Du fait du rôle imminent de cette couche dans l'acheminement des paquets, le point critique de cette couche est le routage. C'est en ce sens que l'on peut se permettre de comparer cette couche avec la couche réseau du modèle OSI.

La couche internet possède une implémentation officielle : le protocole IP (Internet Protocol).
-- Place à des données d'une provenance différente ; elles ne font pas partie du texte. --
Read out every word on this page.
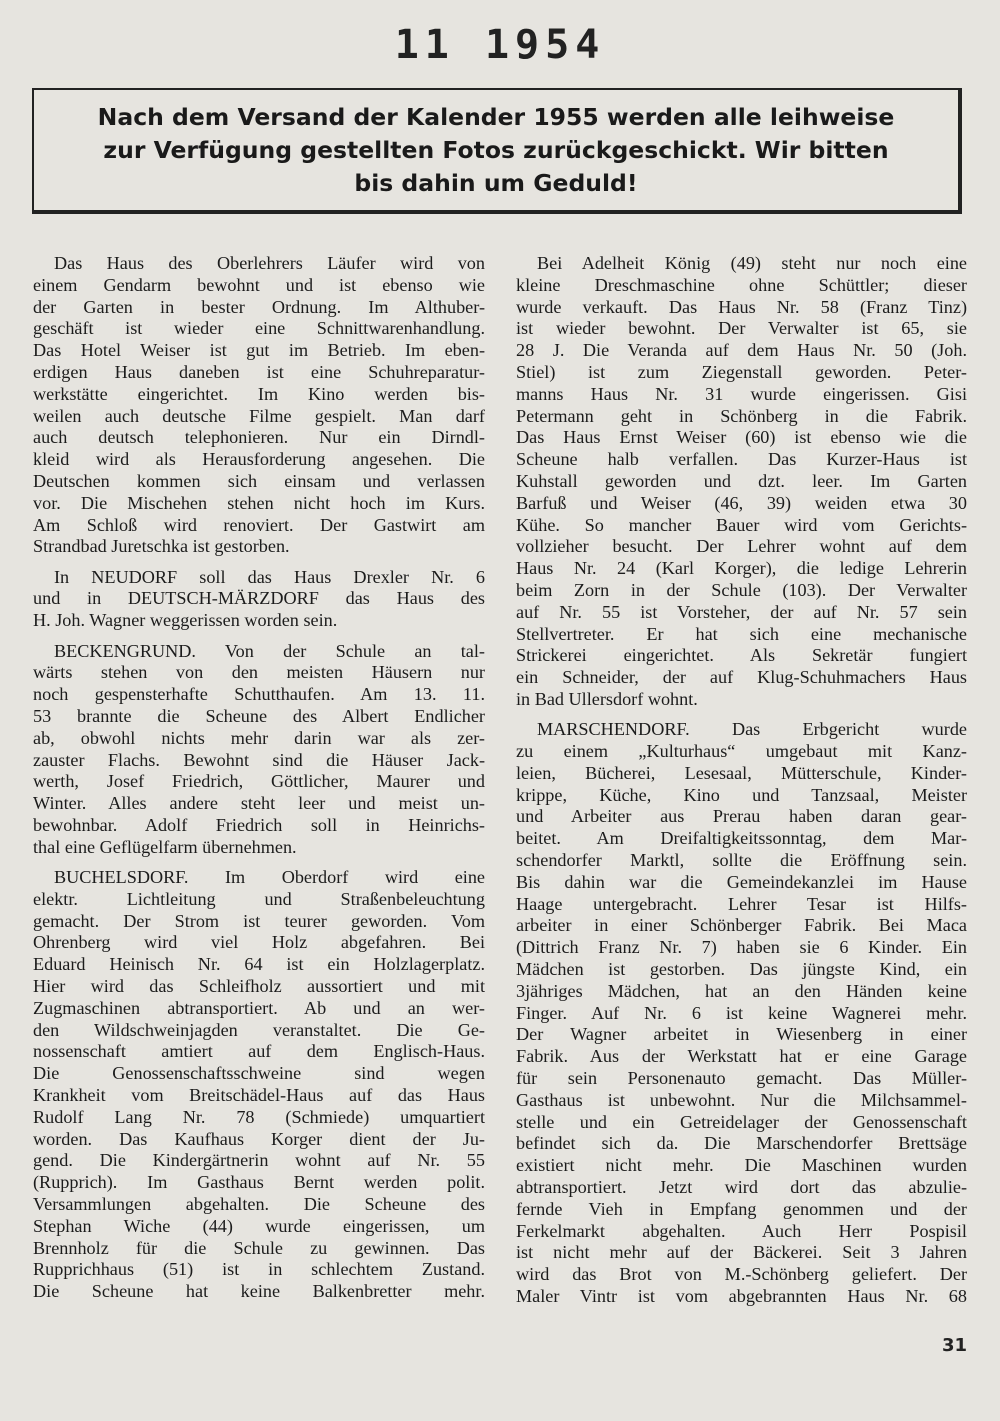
11 1954
Nach dem Versand der Kalender 1955 werden alle leihweise
zur Verfügung gestellten Fotos zurückgeschickt. Wir bitten
bis dahin um Geduld!
Das Haus des Oberlehrers Läufer wird von
einem Gendarm bewohnt und ist ebenso wie
der Garten in bester Ordnung. Im Althuber-
geschäft ist wieder eine Schnittwarenhandlung.
Das Hotel Weiser ist gut im Betrieb. Im eben-
erdigen Haus daneben ist eine Schuhreparatur-
werkstätte eingerichtet. Im Kino werden bis-
weilen auch deutsche Filme gespielt. Man darf
auch deutsch telephonieren. Nur ein Dirndl-
kleid wird als Herausforderung angesehen. Die
Deutschen kommen sich einsam und verlassen
vor. Die Mischehen stehen nicht hoch im Kurs.
Am Schloß wird renoviert. Der Gastwirt am
Strandbad Juretschka ist gestorben.
In NEUDORF soll das Haus Drexler Nr. 6
und in DEUTSCH-MÄRZDORF das Haus des
H. Joh. Wagner weggerissen worden sein.
BECKENGRUND. Von der Schule an tal-
wärts stehen von den meisten Häusern nur
noch gespensterhafte Schutthaufen. Am 13. 11.
53 brannte die Scheune des Albert Endlicher
ab, obwohl nichts mehr darin war als zer-
zauster Flachs. Bewohnt sind die Häuser Jack-
werth, Josef Friedrich, Göttlicher, Maurer und
Winter. Alles andere steht leer und meist un-
bewohnbar. Adolf Friedrich soll in Heinrichs-
thal eine Geflügelfarm übernehmen.
BUCHELSDORF. Im Oberdorf wird eine
elektr. Lichtleitung und Straßenbeleuchtung
gemacht. Der Strom ist teurer geworden. Vom
Ohrenberg wird viel Holz abgefahren. Bei
Eduard Heinisch Nr. 64 ist ein Holzlagerplatz.
Hier wird das Schleifholz aussortiert und mit
Zugmaschinen abtransportiert. Ab und an wer-
den Wildschweinjagden veranstaltet. Die Ge-
nossenschaft amtiert auf dem Englisch-Haus.
Die Genossenschaftsschweine sind wegen
Krankheit vom Breitschädel-Haus auf das Haus
Rudolf Lang Nr. 78 (Schmiede) umquartiert
worden. Das Kaufhaus Korger dient der Ju-
gend. Die Kindergärtnerin wohnt auf Nr. 55
(Rupprich). Im Gasthaus Bernt werden polit.
Versammlungen abgehalten. Die Scheune des
Stephan Wiche (44) wurde eingerissen, um
Brennholz für die Schule zu gewinnen. Das
Rupprichhaus (51) ist in schlechtem Zustand.
Die Scheune hat keine Balkenbretter mehr.
Bei Adelheit König (49) steht nur noch eine
kleine Dreschmaschine ohne Schüttler; dieser
wurde verkauft. Das Haus Nr. 58 (Franz Tinz)
ist wieder bewohnt. Der Verwalter ist 65, sie
28 J. Die Veranda auf dem Haus Nr. 50 (Joh.
Stiel) ist zum Ziegenstall geworden. Peter-
manns Haus Nr. 31 wurde eingerissen. Gisi
Petermann geht in Schönberg in die Fabrik.
Das Haus Ernst Weiser (60) ist ebenso wie die
Scheune halb verfallen. Das Kurzer-Haus ist
Kuhstall geworden und dzt. leer. Im Garten
Barfuß und Weiser (46, 39) weiden etwa 30
Kühe. So mancher Bauer wird vom Gerichts-
vollzieher besucht. Der Lehrer wohnt auf dem
Haus Nr. 24 (Karl Korger), die ledige Lehrerin
beim Zorn in der Schule (103). Der Verwalter
auf Nr. 55 ist Vorsteher, der auf Nr. 57 sein
Stellvertreter. Er hat sich eine mechanische
Strickerei eingerichtet. Als Sekretär fungiert
ein Schneider, der auf Klug-Schuhmachers Haus
in Bad Ullersdorf wohnt.
MARSCHENDORF. Das Erbgericht wurde
zu einem „Kulturhaus“ umgebaut mit Kanz-
leien, Bücherei, Lesesaal, Mütterschule, Kinder-
krippe, Küche, Kino und Tanzsaal, Meister
und Arbeiter aus Prerau haben daran gear-
beitet. Am Dreifaltigkeitssonntag, dem Mar-
schendorfer Marktl, sollte die Eröffnung sein.
Bis dahin war die Gemeindekanzlei im Hause
Haage untergebracht. Lehrer Tesar ist Hilfs-
arbeiter in einer Schönberger Fabrik. Bei Maca
(Dittrich Franz Nr. 7) haben sie 6 Kinder. Ein
Mädchen ist gestorben. Das jüngste Kind, ein
3jähriges Mädchen, hat an den Händen keine
Finger. Auf Nr. 6 ist keine Wagnerei mehr.
Der Wagner arbeitet in Wiesenberg in einer
Fabrik. Aus der Werkstatt hat er eine Garage
für sein Personenauto gemacht. Das Müller-
Gasthaus ist unbewohnt. Nur die Milchsammel-
stelle und ein Getreidelager der Genossenschaft
befindet sich da. Die Marschendorfer Brettsäge
existiert nicht mehr. Die Maschinen wurden
abtransportiert. Jetzt wird dort das abzulie-
fernde Vieh in Empfang genommen und der
Ferkelmarkt abgehalten. Auch Herr Pospisil
ist nicht mehr auf der Bäckerei. Seit 3 Jahren
wird das Brot von M.-Schönberg geliefert. Der
Maler Vintr ist vom abgebrannten Haus Nr. 68
31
Remarquons que le nom de la couche (”internet”) est écrit avec un i minuscule, pour la simple et bonne raison que le mot internet est pris ici au sens large (littéralement, “interconnexion de réseaux”), même si l'Internet (avec un grand I) utilise cette couche.
 

2.4 - La couche transport

 

Son rôle est le même que celui de la couche transport du modèle OSI : permettre à des entités paires de soutenir une conversation.

Officiellement, cette couche n'a que deux implémentations : le protocole TCP (Transmission Control Protocol) et le protocole UDP (User Datagram Protocol). TCP est un protocole fiable, orienté connexion, qui permet l'acheminement sans erreur de paquets issus d'une machine d'un internet à une autre machine du même internet. Son rôle est de fragmenter le message à transmettre de manière à pouvoir le faire passer sur la couche internet. A l'inverse, sur la machine destination, TCP replace dans l'ordre les fragments transmis sur la couche internet pour reconstruire le message initial. TCP s'occupe également du contrôle de flux de la connexion.

UDP est en revanche un protocole plus simple que TCP : il est non fiable et sans connexion. Son utilisation présuppose que l'on n'a pas besoin ni du contrôle de flux, ni de la conservation de l'ordre de remise des paquets. Par exemple, on l'utilise lorsque la couche application se charge de la remise en ordre des messages. On se souvient que dans le modèle OSI, plusieurs couches ont à charge la vérification de l'ordre de remise des messages. C'est là une avantage du modèle TCP/IP sur le modèle OSI, mais nous y reviendrons plus tard. Une autre utilisation d'UDP : la transmission de la voix. En effet, l'inversion de 2 phonèmes ne gêne en rien la compréhension du message final. De manière plus générale, UDP intervient lorsque le temps de remise des paquets est prédominant.
 

2.5 - La couche application

 

Contrairement au modèle OSI, c'est la couche immédiatement supérieure à la couche transport, tout simplement parce que les couches présentation et session sont apparues inutiles. On s'est en effet aperçu avec l'usage que les logiciels réseau n'utilisent que très rarement ces 2 couches, et finalement, le modèle OSI dépouillé de ces 2 couches ressemble fortement au modèle TCP/IP.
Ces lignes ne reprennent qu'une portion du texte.